The popularity of procedures differs from country to country: in South Korea, which has the most plastic surgeries per capita, eyelid surgery, which adds a “Western-styled” crease to the lids, is most popular. Meanwhile in Brazil, plastic surgery is so important that Ivo Pitanguy—who invented the Brazilian butt lift, which consists of taking fat from other parts of your body and putting on your behind—carried the Olympic torch at the 2016 Olympic games in Rio, Brazil.

“Patients are becoming less secretive about what they’ve done, talking about it with their friends, going out to eat that same night, and celebrities are no longer being so hidden about it either,” Greenberg said. That said, maybe you don’t want the office to know that your lunchtime doctor appointment was actually a trip to the plastic surgeon. That explains the popularity of these “express” procedures. Borowski looked like she had allergies after her procedure; her nose was slightly pink, like she used rough paper towels instead of tissue to wipe her nose.

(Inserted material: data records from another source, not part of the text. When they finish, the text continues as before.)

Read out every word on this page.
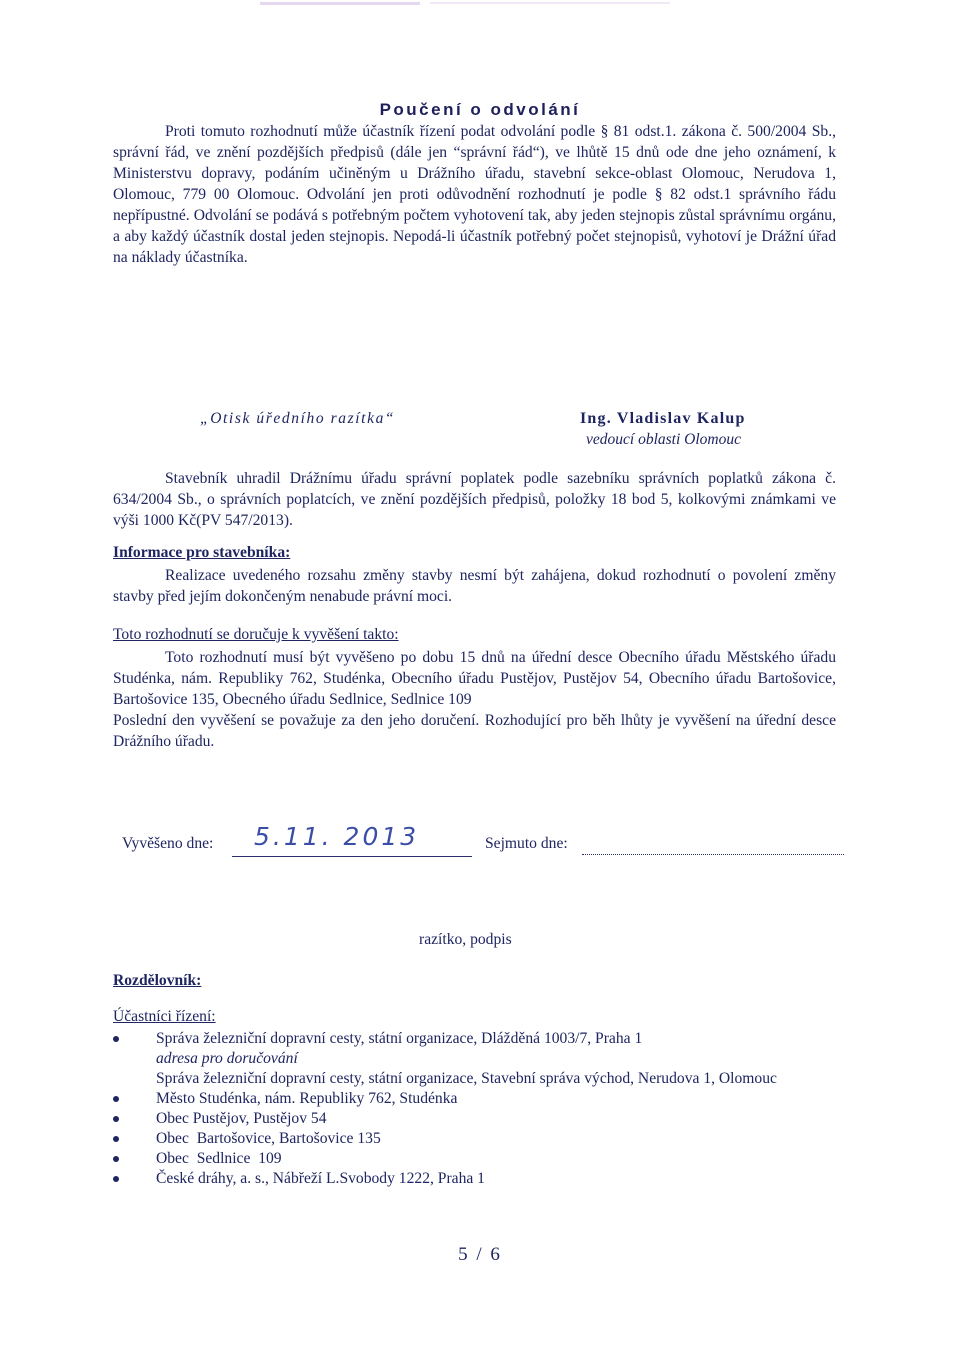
Poučení o odvolání
Proti tomuto rozhodnutí může účastník řízení podat odvolání podle § 81 odst.1. zákona č. 500/2004 Sb., správní řád, ve znění pozdějších předpisů (dále jen “správní řád“), ve lhůtě 15 dnů ode dne jeho oznámení, k Ministerstvu dopravy, podáním učiněným u Drážního úřadu, stavební sekce-oblast Olomouc, Nerudova 1, Olomouc, 779 00 Olomouc. Odvolání jen proti odůvodnění rozhodnutí je podle § 82 odst.1 správního řádu nepřípustné. Odvolání se podává s potřebným počtem vyhotovení tak, aby jeden stejnopis zůstal správnímu orgánu, a aby každý účastník dostal jeden stejnopis. Nepodá-li účastník potřebný počet stejnopisů, vyhotoví je Drážní úřad na náklady účastníka.
„Otisk úředního razítka“	Ing. Vladislav Kalup
vedoucí oblasti Olomouc
Stavebník uhradil Drážnímu úřadu správní poplatek podle sazebníku správních poplatků zákona č. 634/2004 Sb., o správních poplatcích, ve znění pozdějších předpisů, položky 18 bod 5, kolkovými známkami ve výši 1000 Kč(PV 547/2013).
Informace pro stavebníka:
Realizace uvedeného rozsahu změny stavby nesmí být zahájena, dokud rozhodnutí o povolení změny stavby před jejím dokončeným nenabude právní moci.
Toto rozhodnutí se doručuje k vyvěšení takto:
Toto rozhodnutí musí být vyvěšeno po dobu 15 dnů na úřední desce Obecního úřadu Městského úřadu Studénka, nám. Republiky 762, Studénka, Obecního úřadu Pustějov, Pustějov 54, Obecního úřadu Bartošovice, Bartošovice 135, Obecného úřadu Sedlnice, Sedlnice 109
Poslední den vyvěšení se považuje za den jeho doručení. Rozhodující pro běh lhůty je vyvěšení na úřední desce Drážního úřadu.
Vyvěšeno dne: 5.11. 2013	Sejmuto dne:
razítko, podpis
Rozdělovník:
Účastníci řízení:
Správa železniční dopravní cesty, státní organizace, Dlážděná 1003/7, Praha 1
adresa pro doručování
Správa železniční dopravní cesty, státní organizace, Stavební správa východ, Nerudova 1, Olomouc
Město Studénka, nám. Republiky 762, Studénka
Obec Pustějov, Pustějov 54
Obec  Bartošovice, Bartošovice 135
Obec  Sedlnice  109
České dráhy, a. s., Nábřeží L.Svobody 1222, Praha 1
5 / 6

What else can you do on your lunch break before returning to the office without anyone suspecting you of vanity? Greenberg recommends fillers (lip, nose, cheekbones, chins, wherever you want), laser spot removal, or even a 30-minute cellulite procedure called CoolSculpting, which claims to freeze up to 23% of the patient’s fat away in treated areas after three months of procedures.Greenberg says his patients watch television while they CoolSculp; traditional liposuction (in which the fat is surgically sucked away) requires a 24-hour recovery period (and bruising and swelling)

For Borowski, who now has the nose she always desired, the real appeal of non-surgical treatments is not necessarily their ease, but rather their discretion. “I’m not even sure anyone at the office will notice,” Borowski said, looking at herself in the mirror after her recent procedure. “Maybe my boyfriend will.”